By John Spooner, Head of Data Science at SAS UK & Ireland.
You may never have heard of it, but the small, West Yorkshire town of Hebden Bridge is the UK's best place to live. Whenever a value judgement like this is made it's easy to dismiss it as subjective. Surely the UK's 'best' place is down to preference and will be different for everyone? Yet, the view of Hedben Bridge as paradise isn't opinion, it's an analytical fact.
The Paradise Found project was launched to discover the best place on Earth, using advanced analytics and machine learning technology – machine learning being one example of something that falls under the much-hyped umbrella term "artificial intelligence" or AI. While Australia's West Perth was crowned the victor, Hebden Bridge was the only UK location to secure a place in the global top seven thanks to its attractiveness to families, quality infrastructure and local culture.
To say this with any confidence would be impossible were it not backed up by data. This philosophy defined Paradise Found and helped demonstrate the power of data to produce accurate, objective insight into any problem or question you may care to ask.
Separating fact from fiction
In these kinds of projects, opinion is often placed before fact. The usual approach is a consumer questionnaire or survey, made of pre-determined questions and criteria selected by its organisers. In this example, it might be the editor of a travel publication wanting to come up with a list of the best places to visit around the world.

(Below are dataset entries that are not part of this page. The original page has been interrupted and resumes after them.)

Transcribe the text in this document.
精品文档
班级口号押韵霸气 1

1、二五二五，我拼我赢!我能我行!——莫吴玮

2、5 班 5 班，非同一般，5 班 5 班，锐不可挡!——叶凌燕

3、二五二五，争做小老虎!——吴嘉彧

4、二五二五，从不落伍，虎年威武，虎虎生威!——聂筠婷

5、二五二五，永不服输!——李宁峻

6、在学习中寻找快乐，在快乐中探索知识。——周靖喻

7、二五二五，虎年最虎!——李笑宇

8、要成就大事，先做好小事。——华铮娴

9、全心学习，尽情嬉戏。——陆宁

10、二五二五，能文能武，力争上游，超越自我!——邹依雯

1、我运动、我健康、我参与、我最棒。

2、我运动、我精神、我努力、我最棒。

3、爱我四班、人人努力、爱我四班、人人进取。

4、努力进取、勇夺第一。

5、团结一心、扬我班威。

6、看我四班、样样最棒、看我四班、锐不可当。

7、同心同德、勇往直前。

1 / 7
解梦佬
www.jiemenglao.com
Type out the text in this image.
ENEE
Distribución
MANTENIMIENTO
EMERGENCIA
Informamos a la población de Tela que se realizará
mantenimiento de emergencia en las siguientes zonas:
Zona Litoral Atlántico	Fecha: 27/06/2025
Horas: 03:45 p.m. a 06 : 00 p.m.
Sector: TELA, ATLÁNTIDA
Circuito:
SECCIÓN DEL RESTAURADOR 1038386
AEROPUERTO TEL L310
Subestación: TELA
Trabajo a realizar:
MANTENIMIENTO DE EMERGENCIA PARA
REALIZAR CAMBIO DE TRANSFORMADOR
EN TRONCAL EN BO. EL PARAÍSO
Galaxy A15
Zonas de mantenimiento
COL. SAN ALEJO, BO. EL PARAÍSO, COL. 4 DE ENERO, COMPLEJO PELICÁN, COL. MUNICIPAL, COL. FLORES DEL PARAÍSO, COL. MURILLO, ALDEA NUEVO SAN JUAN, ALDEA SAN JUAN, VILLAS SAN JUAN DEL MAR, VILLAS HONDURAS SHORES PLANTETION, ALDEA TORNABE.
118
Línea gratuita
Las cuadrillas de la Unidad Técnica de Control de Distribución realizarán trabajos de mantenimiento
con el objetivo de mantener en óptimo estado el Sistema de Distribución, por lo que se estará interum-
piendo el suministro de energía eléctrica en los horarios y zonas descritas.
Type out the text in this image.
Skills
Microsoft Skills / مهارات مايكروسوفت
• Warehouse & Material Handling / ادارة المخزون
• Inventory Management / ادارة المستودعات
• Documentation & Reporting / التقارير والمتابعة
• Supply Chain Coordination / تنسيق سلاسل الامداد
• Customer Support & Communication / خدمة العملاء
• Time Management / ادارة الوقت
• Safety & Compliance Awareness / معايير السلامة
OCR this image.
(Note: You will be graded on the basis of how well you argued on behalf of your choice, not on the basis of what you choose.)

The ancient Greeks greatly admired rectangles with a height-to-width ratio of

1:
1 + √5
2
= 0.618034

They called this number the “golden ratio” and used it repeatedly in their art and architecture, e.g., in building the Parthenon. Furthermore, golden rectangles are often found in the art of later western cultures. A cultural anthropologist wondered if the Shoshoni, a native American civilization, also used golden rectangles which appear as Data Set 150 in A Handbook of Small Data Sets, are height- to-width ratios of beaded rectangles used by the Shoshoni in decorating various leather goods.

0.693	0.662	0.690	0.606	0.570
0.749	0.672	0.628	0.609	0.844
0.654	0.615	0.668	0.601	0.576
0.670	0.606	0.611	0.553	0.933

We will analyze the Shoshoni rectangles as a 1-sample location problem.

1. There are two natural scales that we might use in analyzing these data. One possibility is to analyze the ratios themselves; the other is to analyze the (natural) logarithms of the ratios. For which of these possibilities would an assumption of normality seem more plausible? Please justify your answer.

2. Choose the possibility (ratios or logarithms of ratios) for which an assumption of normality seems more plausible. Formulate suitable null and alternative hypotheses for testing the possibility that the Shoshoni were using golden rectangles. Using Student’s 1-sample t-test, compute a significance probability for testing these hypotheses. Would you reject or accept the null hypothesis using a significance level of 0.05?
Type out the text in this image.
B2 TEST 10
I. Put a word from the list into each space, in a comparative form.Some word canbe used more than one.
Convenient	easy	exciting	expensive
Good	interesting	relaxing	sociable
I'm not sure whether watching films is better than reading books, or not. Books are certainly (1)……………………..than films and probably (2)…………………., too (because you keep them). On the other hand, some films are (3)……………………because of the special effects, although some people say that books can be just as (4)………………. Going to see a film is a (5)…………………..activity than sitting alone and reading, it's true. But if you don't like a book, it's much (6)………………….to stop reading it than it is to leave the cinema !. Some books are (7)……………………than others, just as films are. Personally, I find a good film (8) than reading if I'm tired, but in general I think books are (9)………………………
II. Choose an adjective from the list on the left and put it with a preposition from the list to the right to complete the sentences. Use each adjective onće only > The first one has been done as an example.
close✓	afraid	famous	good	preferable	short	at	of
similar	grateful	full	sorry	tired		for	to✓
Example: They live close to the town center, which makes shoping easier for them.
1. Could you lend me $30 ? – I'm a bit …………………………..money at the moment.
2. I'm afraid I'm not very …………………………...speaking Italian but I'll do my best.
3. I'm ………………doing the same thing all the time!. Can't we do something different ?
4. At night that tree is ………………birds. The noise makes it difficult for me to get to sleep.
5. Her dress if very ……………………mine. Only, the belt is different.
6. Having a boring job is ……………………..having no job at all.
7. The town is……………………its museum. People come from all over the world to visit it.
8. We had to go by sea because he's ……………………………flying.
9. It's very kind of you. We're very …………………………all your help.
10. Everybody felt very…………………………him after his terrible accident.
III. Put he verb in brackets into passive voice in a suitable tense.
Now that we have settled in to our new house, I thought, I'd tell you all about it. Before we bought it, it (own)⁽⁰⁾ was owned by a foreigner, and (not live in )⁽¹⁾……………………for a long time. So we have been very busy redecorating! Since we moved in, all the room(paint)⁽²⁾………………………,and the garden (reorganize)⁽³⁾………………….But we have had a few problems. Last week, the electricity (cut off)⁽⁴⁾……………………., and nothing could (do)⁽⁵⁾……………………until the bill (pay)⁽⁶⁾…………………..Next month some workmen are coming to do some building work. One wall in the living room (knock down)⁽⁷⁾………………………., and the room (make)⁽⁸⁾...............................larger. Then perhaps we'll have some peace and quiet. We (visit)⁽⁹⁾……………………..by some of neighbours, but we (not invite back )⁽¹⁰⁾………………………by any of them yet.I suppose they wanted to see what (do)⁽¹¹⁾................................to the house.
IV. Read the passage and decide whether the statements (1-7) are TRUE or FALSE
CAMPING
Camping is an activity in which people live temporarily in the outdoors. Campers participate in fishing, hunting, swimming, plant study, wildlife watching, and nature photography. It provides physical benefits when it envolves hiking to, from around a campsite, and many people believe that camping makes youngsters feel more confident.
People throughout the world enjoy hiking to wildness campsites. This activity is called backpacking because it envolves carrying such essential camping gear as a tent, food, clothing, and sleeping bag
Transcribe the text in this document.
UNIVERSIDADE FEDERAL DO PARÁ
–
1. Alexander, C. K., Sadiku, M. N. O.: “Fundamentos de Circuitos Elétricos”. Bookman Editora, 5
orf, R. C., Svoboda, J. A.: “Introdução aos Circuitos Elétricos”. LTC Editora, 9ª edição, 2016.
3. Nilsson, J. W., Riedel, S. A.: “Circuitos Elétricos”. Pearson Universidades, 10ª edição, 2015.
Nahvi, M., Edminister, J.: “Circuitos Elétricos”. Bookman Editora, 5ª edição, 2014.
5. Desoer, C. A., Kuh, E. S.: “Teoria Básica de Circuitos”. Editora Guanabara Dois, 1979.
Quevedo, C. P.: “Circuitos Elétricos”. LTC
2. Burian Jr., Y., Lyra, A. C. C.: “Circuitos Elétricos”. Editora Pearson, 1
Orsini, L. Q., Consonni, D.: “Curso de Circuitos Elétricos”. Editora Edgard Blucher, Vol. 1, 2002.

Yet, while surveys are useful when we're interested in measuring sentiment, they won't help us get to the truth. The subjective or experience-based bias of those involved will always influence the result, making it subjective and opinionated rather than objective and accurate.
By contrast, the value of Paradise Found was in letting the data speak for itself. SAS used machine learning to analyse masses of publicly available data from global studies, reports, social media and review sites. From the information collected, the model identified the eight most important characteristics that people find attractive in a place. It then ranked locations according to how well they rated in each of these eight areas.
If this sounds straightforward, it wasn't. The project examined 148,233 cities in 193 countries based on five million unique data points from 1,124 different sources. In total, 1,060 international data services, three online geodata services, four social media services, and 57 urban studies contributed.
When dealing with the sheer bulk and diversity of the information sources, data management becomes as important as the analytics. For example, when we were standardising city names from an immense variety of languages and alphabets, data quality methods like profiling, parsing and cleansing were essential. It underlined the importance of using an open, transparent analytics platform, not just to make the system work but to make the data useable.
The devil's in the data
Taking the analytical approach didn't show where people thought the UK's best place was, it revealed where it actually is. Data doesn't lie and AI won't disagree with the evidence. The organisers of a survey will likely make assumptions as to what people think is important, whereas analytics begins with the data and builds the criteria from there.
Of course, this is not to say that a scientific approach using data and machine learning will always unearth the answer you're looking for. A lot of the time it will provide important insights that you can investigate further, before you make a final decision. For example, out of the top locations in the world it may be, on further investigation, you prefer somewhere further down the list than West Perth. This is why our Paradise Configurator allows users to choose which of the eight dimensions are most important to them, so it can generate a list of locations based on those key criteria.
Beyond simple curiosity, Paradise Found holds an important lesson for organisations. When data management, analytics and AI work together they can reveal unexpected and potentially game-changing truths that, when applied correctly, can overcome business challenges. This could involve finding the best location or most valuable customers, uncovering fraud or identifying cost-savings through more efficient processes. Insight is power and, with the right tools, any industry can benefit.